Türkiye'de, solun birlikte mücadelesi ve halkın bu mücadeleye örgütlü katılımını sağlamak arayışına denk gelen “haziran fikri” güncelliğini ve yakıcılığını korumaya devam ediyor. Bilhassa AKP'nin rejim değişikliği niteliği taşıyan “iktidar pekiştirmesi” söz konusuyken, devrimci mücadelenin, yoldaşlığın, omuz omuza olmanın ve emekçilere inandırıcı bir siyasal-örgütsel yapıyla seslenmenin ağırlığı her zaman olduğundan daha fazla hissedilecek.

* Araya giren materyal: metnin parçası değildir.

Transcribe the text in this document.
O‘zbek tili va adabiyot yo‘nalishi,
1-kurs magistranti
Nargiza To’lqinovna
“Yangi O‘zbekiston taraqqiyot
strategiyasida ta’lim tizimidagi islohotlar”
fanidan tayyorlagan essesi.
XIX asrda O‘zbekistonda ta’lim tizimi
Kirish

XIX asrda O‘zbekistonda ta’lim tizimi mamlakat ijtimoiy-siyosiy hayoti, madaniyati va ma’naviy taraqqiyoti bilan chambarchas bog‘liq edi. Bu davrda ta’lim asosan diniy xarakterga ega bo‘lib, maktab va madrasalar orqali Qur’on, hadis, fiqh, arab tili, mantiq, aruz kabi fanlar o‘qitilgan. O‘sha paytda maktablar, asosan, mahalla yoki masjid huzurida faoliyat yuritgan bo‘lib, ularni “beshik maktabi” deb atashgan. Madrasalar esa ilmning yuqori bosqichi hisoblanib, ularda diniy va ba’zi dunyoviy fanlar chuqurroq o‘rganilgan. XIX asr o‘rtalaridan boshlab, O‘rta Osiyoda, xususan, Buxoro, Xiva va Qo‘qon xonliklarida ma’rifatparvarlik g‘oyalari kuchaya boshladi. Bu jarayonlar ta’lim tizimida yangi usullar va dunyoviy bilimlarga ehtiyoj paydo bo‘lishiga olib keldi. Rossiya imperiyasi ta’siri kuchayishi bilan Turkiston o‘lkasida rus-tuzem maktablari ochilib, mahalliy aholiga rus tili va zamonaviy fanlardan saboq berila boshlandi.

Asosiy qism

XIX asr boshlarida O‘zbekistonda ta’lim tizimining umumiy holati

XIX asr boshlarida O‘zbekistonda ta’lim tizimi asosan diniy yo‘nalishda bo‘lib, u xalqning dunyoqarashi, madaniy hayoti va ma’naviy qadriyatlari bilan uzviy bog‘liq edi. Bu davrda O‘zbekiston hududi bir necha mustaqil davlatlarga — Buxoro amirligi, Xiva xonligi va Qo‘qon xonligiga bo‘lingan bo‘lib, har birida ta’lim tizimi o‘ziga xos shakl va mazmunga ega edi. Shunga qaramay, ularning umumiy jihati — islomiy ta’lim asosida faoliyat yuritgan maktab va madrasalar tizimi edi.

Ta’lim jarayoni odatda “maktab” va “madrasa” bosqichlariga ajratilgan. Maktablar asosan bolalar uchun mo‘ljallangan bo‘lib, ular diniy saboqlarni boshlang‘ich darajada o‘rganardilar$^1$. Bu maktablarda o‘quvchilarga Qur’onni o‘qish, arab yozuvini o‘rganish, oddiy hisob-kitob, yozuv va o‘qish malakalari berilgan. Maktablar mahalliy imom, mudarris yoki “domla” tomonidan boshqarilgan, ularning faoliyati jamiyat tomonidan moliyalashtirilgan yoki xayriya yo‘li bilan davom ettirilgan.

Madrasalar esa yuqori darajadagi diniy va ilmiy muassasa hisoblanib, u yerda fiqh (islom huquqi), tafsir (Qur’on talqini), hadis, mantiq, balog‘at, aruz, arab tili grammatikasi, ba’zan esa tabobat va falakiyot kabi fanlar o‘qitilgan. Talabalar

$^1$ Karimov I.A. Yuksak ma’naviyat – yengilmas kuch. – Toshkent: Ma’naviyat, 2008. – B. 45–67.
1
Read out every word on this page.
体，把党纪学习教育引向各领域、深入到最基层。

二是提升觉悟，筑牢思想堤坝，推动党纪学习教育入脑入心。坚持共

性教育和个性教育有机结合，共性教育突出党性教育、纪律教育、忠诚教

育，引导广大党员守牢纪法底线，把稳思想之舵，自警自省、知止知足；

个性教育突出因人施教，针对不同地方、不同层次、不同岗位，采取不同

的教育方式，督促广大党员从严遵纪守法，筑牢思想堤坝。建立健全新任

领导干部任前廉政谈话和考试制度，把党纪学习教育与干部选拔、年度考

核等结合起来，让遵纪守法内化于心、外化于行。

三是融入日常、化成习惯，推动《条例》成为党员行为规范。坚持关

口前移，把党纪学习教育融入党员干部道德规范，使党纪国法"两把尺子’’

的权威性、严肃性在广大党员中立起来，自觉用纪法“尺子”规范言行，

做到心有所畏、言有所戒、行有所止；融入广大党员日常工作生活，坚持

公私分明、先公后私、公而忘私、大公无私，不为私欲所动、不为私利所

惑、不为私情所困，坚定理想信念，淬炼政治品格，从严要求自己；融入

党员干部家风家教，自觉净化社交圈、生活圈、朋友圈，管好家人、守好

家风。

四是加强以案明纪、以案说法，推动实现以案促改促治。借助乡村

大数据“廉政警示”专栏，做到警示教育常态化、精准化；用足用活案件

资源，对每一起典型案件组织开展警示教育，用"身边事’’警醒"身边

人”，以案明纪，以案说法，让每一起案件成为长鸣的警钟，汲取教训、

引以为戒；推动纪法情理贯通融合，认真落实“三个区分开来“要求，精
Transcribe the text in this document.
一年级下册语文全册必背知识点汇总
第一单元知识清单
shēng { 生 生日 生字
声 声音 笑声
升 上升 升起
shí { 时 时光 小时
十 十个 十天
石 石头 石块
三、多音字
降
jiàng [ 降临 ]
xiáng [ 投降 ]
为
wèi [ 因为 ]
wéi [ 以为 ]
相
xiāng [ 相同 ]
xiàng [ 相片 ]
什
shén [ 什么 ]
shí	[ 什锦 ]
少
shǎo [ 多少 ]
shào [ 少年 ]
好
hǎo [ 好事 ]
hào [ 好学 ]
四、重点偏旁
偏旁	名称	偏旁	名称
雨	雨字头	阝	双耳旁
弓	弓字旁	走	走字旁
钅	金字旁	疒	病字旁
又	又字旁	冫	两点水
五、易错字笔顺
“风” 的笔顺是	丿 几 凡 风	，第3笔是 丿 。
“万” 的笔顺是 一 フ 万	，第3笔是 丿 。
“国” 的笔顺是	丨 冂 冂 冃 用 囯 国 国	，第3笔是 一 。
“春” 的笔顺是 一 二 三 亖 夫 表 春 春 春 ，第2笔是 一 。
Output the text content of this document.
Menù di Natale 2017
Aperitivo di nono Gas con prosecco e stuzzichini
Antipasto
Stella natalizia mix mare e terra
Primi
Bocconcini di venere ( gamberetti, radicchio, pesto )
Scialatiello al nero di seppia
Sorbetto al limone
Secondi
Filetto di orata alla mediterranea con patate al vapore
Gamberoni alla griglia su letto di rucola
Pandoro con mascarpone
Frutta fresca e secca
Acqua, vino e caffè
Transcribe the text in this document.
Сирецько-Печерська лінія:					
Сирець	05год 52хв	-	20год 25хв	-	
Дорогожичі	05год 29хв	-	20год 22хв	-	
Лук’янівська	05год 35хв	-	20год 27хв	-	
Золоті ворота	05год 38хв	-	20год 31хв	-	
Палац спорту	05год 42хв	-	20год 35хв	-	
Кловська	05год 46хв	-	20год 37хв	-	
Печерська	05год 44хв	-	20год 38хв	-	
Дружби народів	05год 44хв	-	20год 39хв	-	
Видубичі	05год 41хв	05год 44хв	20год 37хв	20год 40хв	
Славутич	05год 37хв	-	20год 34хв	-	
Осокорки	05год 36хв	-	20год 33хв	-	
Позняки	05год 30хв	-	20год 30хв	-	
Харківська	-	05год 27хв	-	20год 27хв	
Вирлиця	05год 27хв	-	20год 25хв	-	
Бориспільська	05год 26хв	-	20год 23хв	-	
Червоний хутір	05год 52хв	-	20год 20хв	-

Öte yandan, bir politik-örgütsel organizasyon olan HAZİRAN'ın bu ihtiyacı karşılayabilmesi ve önümüzdeki dönemin ileri çıkan devrimci öznesi haline gelebilmesi için,
- Sınırlı sayıda örgütün birlikteliğine daralan niceliğini, toplumsal muhalefet alanının değişik parçalarını kapsayacak bir yaklaşımla güçlendirmesi,
- Toplumsal yaşamın tüm veçhelerinde kendisini gösteren gerici baskı rejimine karşı, emekçi, ilerici, sosyalist yurttaşlar ve demokratik örgütlenmeler arasında mücadele birlikteliği ve dayanışma ağları kurabilmesi,
- Korunmacı olmayan, aksine devrimci bir atılımı ve direniş hattı oluşturmayı hedefleyen bir siyaset anlayışını hakim kılması,
- Tüm örgütlü bileşenlerin kendilerine özgü çıkarlarını aşan, katılımcı, varlığını birleşik bir kuvvet olarak örgütleyip hem diğer sol örgütler nezdinde, hem de genel olarak siyaset alanında görünür kılabilen bir örgütsel anlayışı hakim hale getirmesi gerekiyor...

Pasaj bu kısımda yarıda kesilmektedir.